L’an dernier, les deux compères avaient connu beaucoup de succès auprès du public du Centre-Sud-Ouest ontarien. C’est donc sans hésitation que les clubs d’aînés et autres organismes les ont invités à nouveau et les francophones de la région n’ont pas hésité davantage à venir voir leur spectacle. Avec la pièce Il était une fois Delmas, Sask…. mais pas deux fois, les comédiens André Roy et Gilles Denis ont à nouveau offert une prestation empreinte d’humour et d’émotions et truffée de références à la culture canadienne-française.

Dans la région couverte par Le Régional, deux représentations ont été offertes : à Cambridge le 7 avril et à St. Catharines le 9 avril. Le public, largement composé de personnes âgées puisque la tournée était en partie commanditée par la Fédération des aînés et des retraités francophones de l’Ontario, s’est non seulement diverti mais reconnu, car la pièce porte sur la réalité vécue par les petites communautés francophones disséminées au Canada anglais.

MM. Roy et Denis étant originaires des Prairies, ce n’est cependant pas en Ontario que le récit se déroule mais, comme le révèle sans détour le titre de la pièce, dans un petit village de la Saskatchewan. C’était, pour l’essentiel, sur les épaules d’André Roy que la prestation reposait. Celle-ci prenait la forme d’un monologue livré à l’adresse des spectateurs, l’interprète principal racontant la vie de sa communauté par le biais de souvenirs de jeunesse.

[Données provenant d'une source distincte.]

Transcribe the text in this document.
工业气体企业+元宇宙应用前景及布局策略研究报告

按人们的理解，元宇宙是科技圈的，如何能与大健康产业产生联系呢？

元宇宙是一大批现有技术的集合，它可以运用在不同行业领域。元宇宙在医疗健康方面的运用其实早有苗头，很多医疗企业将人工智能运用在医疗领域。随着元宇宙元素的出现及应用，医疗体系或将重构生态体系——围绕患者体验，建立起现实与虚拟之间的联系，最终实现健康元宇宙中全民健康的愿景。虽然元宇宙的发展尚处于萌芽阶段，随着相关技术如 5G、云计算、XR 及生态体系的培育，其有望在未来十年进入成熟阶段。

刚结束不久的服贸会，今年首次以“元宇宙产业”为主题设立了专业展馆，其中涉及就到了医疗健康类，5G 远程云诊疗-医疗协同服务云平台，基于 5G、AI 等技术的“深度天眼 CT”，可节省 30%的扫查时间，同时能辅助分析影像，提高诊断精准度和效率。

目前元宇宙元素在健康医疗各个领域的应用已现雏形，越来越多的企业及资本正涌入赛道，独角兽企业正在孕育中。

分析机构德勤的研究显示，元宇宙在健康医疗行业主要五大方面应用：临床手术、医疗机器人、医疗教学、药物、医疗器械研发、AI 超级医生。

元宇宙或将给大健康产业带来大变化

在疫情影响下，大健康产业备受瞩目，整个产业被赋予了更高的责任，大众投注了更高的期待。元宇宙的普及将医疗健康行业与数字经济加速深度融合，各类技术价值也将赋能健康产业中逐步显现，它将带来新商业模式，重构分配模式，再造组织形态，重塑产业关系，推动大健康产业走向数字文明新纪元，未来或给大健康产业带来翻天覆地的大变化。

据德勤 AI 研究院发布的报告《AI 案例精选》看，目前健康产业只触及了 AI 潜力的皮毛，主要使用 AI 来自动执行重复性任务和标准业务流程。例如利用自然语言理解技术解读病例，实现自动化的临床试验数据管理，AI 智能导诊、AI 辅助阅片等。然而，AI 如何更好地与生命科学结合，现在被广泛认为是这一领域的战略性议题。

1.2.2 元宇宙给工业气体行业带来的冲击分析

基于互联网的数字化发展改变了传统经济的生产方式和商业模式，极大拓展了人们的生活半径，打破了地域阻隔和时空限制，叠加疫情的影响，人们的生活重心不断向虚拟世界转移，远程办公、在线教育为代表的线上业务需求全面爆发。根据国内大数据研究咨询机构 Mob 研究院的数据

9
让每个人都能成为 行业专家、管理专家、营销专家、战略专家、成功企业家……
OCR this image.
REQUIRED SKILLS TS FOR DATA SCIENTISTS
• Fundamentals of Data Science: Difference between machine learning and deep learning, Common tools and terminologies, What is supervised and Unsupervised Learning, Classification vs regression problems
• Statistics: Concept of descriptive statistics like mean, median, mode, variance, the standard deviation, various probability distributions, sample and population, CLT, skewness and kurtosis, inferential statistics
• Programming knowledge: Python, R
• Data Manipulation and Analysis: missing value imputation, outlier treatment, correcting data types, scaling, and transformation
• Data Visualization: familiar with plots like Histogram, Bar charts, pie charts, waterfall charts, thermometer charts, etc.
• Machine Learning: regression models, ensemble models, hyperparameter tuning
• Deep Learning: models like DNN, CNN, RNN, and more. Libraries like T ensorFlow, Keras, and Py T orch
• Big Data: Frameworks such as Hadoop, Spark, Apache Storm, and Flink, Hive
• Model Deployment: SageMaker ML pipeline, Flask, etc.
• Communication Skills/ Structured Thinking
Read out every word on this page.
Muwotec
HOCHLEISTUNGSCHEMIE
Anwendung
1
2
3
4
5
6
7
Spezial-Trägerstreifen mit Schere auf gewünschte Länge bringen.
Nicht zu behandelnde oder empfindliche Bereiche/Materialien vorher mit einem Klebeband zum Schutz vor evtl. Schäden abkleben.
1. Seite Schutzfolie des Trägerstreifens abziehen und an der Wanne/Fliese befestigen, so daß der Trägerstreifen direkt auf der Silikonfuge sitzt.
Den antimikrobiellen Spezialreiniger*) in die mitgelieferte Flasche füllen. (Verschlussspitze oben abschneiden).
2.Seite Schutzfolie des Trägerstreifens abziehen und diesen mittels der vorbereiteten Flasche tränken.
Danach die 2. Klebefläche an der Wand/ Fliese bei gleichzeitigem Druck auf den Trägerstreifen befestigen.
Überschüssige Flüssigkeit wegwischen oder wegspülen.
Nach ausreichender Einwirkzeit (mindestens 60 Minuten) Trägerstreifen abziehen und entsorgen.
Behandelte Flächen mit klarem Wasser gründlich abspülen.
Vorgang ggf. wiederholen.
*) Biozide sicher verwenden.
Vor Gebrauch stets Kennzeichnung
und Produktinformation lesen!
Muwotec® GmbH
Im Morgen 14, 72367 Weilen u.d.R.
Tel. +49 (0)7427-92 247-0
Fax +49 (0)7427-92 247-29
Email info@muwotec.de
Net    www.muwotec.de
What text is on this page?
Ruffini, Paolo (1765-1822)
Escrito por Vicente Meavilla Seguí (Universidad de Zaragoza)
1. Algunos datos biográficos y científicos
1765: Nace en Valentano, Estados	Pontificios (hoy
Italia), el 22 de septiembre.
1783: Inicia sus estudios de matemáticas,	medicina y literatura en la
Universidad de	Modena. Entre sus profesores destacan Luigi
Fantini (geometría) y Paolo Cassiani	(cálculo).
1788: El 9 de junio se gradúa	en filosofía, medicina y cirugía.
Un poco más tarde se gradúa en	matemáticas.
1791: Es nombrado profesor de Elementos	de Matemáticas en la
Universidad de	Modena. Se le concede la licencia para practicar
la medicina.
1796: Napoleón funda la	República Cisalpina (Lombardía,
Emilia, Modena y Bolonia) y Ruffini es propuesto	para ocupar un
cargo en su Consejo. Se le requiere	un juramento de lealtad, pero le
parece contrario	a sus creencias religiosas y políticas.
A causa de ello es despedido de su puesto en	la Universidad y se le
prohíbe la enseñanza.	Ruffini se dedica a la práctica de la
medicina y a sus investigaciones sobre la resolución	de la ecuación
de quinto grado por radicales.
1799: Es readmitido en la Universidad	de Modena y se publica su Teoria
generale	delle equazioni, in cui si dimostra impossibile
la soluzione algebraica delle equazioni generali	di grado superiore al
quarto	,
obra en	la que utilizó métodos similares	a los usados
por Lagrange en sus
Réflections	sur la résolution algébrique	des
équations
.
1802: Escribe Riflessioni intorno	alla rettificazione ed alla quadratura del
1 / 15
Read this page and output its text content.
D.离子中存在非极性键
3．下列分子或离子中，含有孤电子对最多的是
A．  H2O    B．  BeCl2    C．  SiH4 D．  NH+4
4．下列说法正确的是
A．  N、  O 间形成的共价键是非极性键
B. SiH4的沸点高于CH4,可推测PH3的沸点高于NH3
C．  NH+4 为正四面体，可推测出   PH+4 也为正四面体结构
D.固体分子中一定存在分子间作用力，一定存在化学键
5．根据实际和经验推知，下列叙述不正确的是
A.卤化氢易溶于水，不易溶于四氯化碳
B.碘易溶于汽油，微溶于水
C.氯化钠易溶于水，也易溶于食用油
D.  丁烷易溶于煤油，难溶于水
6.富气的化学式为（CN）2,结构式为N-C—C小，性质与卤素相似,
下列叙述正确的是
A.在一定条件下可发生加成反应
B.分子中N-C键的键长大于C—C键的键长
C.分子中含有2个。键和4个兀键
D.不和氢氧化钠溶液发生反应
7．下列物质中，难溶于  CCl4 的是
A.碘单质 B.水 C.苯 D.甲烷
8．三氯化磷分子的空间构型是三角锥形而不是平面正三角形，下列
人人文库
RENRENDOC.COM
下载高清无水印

Gilles Denis se présentait sur scène de temps à autre pour interpréter brièvement un personnage au gré du récit : un Autochtone, un voisin, un prêtre, etc.

Les anecdotes se succédaient à un rythme rapide et racontaient l’histoire de Delmas, principalement du milieu des années 1950 au milieu des années 1970. Les situations comiques se succédaient mais, en filigrane, se dessinait aussi une critique sociale livrée avec un brin d’angoisse : celle de la perte du français en milieu minoritaire. « I can tell you the whole story in English! Everybody understand English, right? », a lancé André Roy au début de la pièce, parodiant l’habitude des francophones de passer à l’anglais dès qu’un anglophone se trouve parmi eux. Et le comédien d’ajouter, résigné : « On est aussi bien de se parler en français… pendant qu’on le peut encore ».

De l’enfance à l’âge adulte en passant par les études au Collège de Saint-Boniface, au Manitoba, et au Collège Saint-Jean à Edmonton, en Alberta, des lieux de passage obligé pour les jeunes francophones des Prairies désireux de parfaire leur éducation en français, l’histoire retraçait le parcours typique de la génération des deux protagonistes. Quelques autres repères sociohistoriques ponctuaient le récit, tel les pensionnats autochtones et la destruction du patrimoine religieux dans le sillage du concile Vatican II.

« Pourquoi je vous parle de Delmas plutôt que d’un autre petit village? Je pense qu’il faut que tu parles de quelque chose que tu comprends pour être compris », a commenté André Roy au terme de la pièce. Au cours de celle-ci, des chandelles étaient éteintes au fur et à mesure que le français disparaissait ou que s’éteignait une personnalité aimée du personnage principal. À la fin, une seule chandelle demeurait allumée, symbolisant l’espoir de voir la culture fransaskoise survivre aux vicissitudes de la modernité.

Voilà en effet un voeu que pourrait formuler les francophones d’un océan à l’autre en fonction de leur communauté.

PHOTO: Gilles Denis (à gauche) et André Roy sont présentement en tournée.